Albert Kuvezin is one of the first musicians from the Russian subject of Tuva to introduce traditional Tuvan folk music elements worldwide.
After experiments with mixing traditional music with rock since the early 1980s, he brought his music to the West in 1993, performing at various festivals and forums in Berlin and Potsdam.
“At that time, we didn’t know exactly what to do but tried to be ourselves,” recalls Kuvezin.
“There was good reaction from the audiences after our first concert there. They were very excited. I think we were an exotic thing for them.”
Kuvezin, 51, will come to Beijing to perform at the Ai World Music Festival, which will be held from July 9 to 11.
Other headliners will include Moroccan-American musician Hatim Belyamani and Chinese guzheng player Chang Jing.

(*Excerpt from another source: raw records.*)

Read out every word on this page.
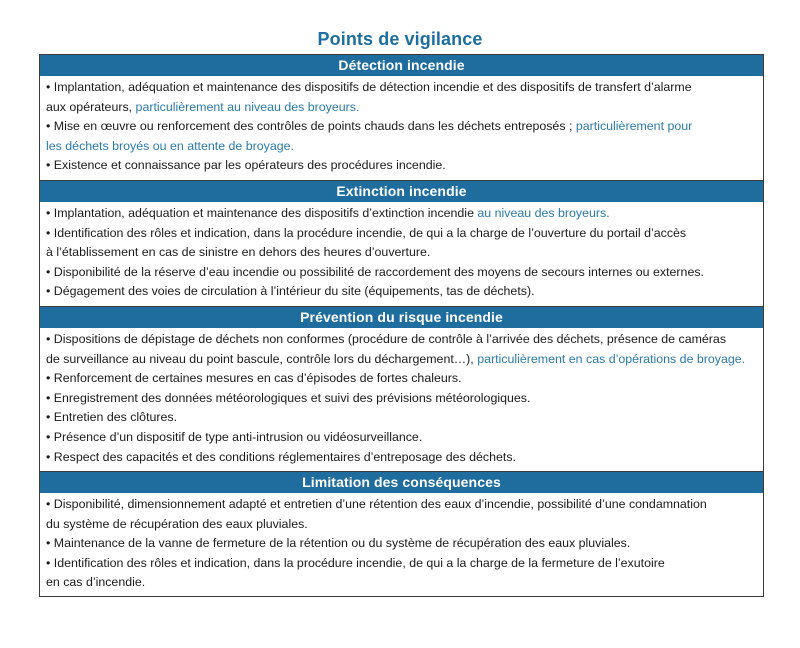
Points de vigilance
Détection incendie
• Implantation, adéquation et maintenance des dispositifs de détection incendie et des dispositifs de transfert d’alarme
aux opérateurs, particulièrement au niveau des broyeurs.
• Mise en œuvre ou renforcement des contrôles de points chauds dans les déchets entreposés ; particulièrement pour
les déchets broyés ou en attente de broyage.
• Existence et connaissance par les opérateurs des procédures incendie.
Extinction incendie
• Implantation, adéquation et maintenance des dispositifs d’extinction incendie au niveau des broyeurs.
• Identification des rôles et indication, dans la procédure incendie, de qui a la charge de l’ouverture du portail d’accès
à l’établissement en cas de sinistre en dehors des heures d’ouverture.
• Disponibilité de la réserve d’eau incendie ou possibilité de raccordement des moyens de secours internes ou externes.
• Dégagement des voies de circulation à l’intérieur du site (équipements, tas de déchets).
Prévention du risque incendie
• Dispositions de dépistage de déchets non conformes (procédure de contrôle à l’arrivée des déchets, présence de caméras
de surveillance au niveau du point bascule, contrôle lors du déchargement…), particulièrement en cas d’opérations de broyage.
• Renforcement de certaines mesures en cas d’épisodes de fortes chaleurs.
• Enregistrement des données météorologiques et suivi des prévisions météorologiques.
• Entretien des clôtures.
• Présence d’un dispositif de type anti-intrusion ou vidéosurveillance.
• Respect des capacités et des conditions réglementaires d’entreposage des déchets.
Limitation des conséquences
• Disponibilité, dimensionnement adapté et entretien d’une rétention des eaux d’incendie, possibilité d’une condamnation
du système de récupération des eaux pluviales.
• Maintenance de la vanne de fermeture de la rétention ou du système de récupération des eaux pluviales.
• Identification des rôles et indication, dans la procédure incendie, de qui a la charge de la fermeture de l’exutoire
en cas d’incendie.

Kuvezin will perform some Tuvan traditional songs with his own interpretation and some songs written by him.
Russian journalist and music critic Artemy Troitsky once said, “There are two unique voices on Earth right now; they belong to Pavarotti and Kuvezin.”
Kuvezin has earned praise as a master of khoomei, or the throat-singing technique, which allows a singer to produce multiple tones at once.
Diverging from the traditional Tuvan khoomei, however, he has developed his own way, which he calls kanzat kargyraa.
“Each style of throat singing has its own variation. They all come from nature and originally they were imitations of natural sounds,” he says, adding that the singing depends on mentality－connected more to meditation than to technique.
“Depending on the songs, I can imagine various pictures, including my homeland landscapes.”
Kuvezin’s family is musical, but not professional musicians.
His father plays button accordion and balalaika, and his mother plays seven-string guitar and mandolin. His sister plays piano and his daughter is studying at the College of Arts in his hometown, Kyzyl, to be a choir conductor.
As a boy, Kuvezin was dropped from the school choir because he really couldn’t sing like the rest of the kids. That started his longtime battle with the “conventional” music of his home country.
He started to play in bands at school as a teenager by simply copying Russian and Western music.
After music studies at Kyzyl and in Ekaterinburg, Russia, Kuvezin played various instruments like guitar, bass, dopshuur, piano, jaw harp and balalaika.
His musical experiments started when he began working in a national ensemble with acclaimed singers of Tuvan traditional music.
His taste for rock music has been shaped by his teenage discovery of records by Deep Purple and Joy Division.
A founding member of the traditional Tuvan group Huun-Huur-Tu in 1991, Kuvezin left a year later to create his own band, Yat-Kha, with the goal of combining traditional Tuvan throat singing with rock ‘n’ roll.
“I always paid attention to sounds and effects used by rock musicians. First I was a rock musician and when I got interested in traditional music and throat singing, I tried to find an organic mixture of rock and traditional music,” he adds.
With Yat-Kha, he has released dozens of albums, all of which contain different music styles, sounds and arrangements.
Kuvezin’s old band, Huun-Huur-Tu, will do a China tour from Aug 15 to Sept 15. Bringing Yat-Kha to China is also on Kuvezin’s agenda this year.
Since visiting China in 1998 to perform at a music festival in Hong Kong, Kuvezin has performed in the country several times as a solo artist and with Yat-Kha.
“Our musicians love to perform here. Personally, I like the Chinese instrument guzheng (Chinese zither) very much,” he says.
“I have done something for Tuvan and Asian music. I have developed my own ideas, found my own sound and helped young musicians from Siberia. But I can do more and want to continue on my path as a musician and sound producer.”